REPUBLIKA.CO.ID, JAKARTA -- Berdasarkan hasil survei WAHID Institute (WI), diperkirakan sekitar 7,7 persen penduduk Indonesia berpotensi melakukan tindakan radikal ke depan apabila ada kesempatan.

Kalau jumlah tersebut diproyeksikan dengan 150 juta penduduk Indonesia berusia dewasa, maka diperkirakan ada 11 juta jiwa yang berpotensi melakukan tindakan radikal.

Direktur Wahid Institute, Zannuba Ariffah Chafsoh Rahman Wahid (Yenny Wahid) mengatakan, untuk mengantisipasi munculnya tindakan radikal, semua pihak harus menguatkan lagi semangat kebangsaan. Para ulama harus mengajak masyarakat untuk tidak mengedepankan sikap penuh kekerasan.

"Kerena faktor-faktor yang mendasari orang menjadi radikal salah satunya adalah ketika terpapar pada dakwah-dakwah yang berisi kebencian ," kata Yenny Wahid kepada Republika saat Dialog Kebangsaan di Lembaga Ilmu Pengetahuan Indonesia (LIPI), Kamis (8/12).

Ia menerangkan, sebagai upaya mengantisipasi berkembangnya radikalisme, para ulama harus mengajak umatnya kepada kelembuatan. Intinya, kalau ingin meneguhkan kembali semangat kebangsaan, maka semua pihak harus memperlakukan orang lain dengan kelembutan dan penuh rasa cinta sebagai sesama warga Bangsa Indonesia.

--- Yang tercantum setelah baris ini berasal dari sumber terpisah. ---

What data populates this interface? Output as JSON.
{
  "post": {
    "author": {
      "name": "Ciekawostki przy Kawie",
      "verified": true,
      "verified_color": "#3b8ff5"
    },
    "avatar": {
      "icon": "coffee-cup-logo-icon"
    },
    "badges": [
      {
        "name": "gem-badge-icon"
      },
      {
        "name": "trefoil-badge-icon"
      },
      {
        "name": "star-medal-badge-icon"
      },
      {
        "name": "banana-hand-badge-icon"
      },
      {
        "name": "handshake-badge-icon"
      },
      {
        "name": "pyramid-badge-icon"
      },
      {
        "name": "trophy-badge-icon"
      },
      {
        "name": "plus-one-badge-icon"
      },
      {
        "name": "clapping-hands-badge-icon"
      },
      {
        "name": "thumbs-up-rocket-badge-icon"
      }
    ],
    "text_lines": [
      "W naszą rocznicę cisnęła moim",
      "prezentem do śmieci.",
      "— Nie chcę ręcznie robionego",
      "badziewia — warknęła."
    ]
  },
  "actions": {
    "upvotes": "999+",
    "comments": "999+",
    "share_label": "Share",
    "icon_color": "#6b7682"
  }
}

Menurutnya, kalau melihat ada orang lain yang melenceng dan berbuat salah. Maka yang harus dilakukan adalah mengajak dan merangkul mereka. Jadi, orang salah bukan dipukul. "Kalau orang keliru jangan dihardik tapi dididik," ujarnya.

Deputi Bidang Ilmu Pengetahuan Sosial dan Kemanusiaan (IPSK) LIPI, Tri Nuke Pudjiastuti menerangkan, persoalan ikatan dan solidaritas kebangsaan mulai menurun belakangan ini. Sehingga, patut dicermati dan dicarikan solusinya.

Menurutnya, kebangsaan tidak lagi dibarengi hubungan sinergis antara entitas (identitas) lokal dan nasional yang saling menguatkan. Di satu sisi entitas lokal menunjukkan eksistensinya sebagai bagian dari kekayaan bangsa. "Di sisi lain, entitas nasional seringkali menunjukkan formalitas dan tafsir atas nama negara yang cenderung meminggirkan entitas lokal,” jelasnya.

 

Menurut, Peneliti senior Pusat Penelitian Politik LIPI, Syamsuddin Haris, kondisi kebangsaan berpengaruh pada soliditas internal sehingga menjadi tantangan berat dalam bangunan kebangsaan Indonesia yang plural.

Pluralitas Indonesia ditandai oleh jumlah suku bangsa yang mencapai 1.300 suku bangsa dengan jumlah populasi yang sangat bervariasi. "Selain keberagaman suku bangsa, Indonesia juga diwarnai oleh beragamnya bahasa dan agama," terangnya.

Ia mengungkapkan, konflik kekerasan yang masih terjadi di Papua, konflik antar etnis berbasis SARA dan sikap diskriminatif terhadap agama dan suku tertentu tidak lepas dari kondisi pluralitas Indonesia. Hal tersebut sekaligus gambaran masih belum selesainya masalah kebangsaan Indonesia.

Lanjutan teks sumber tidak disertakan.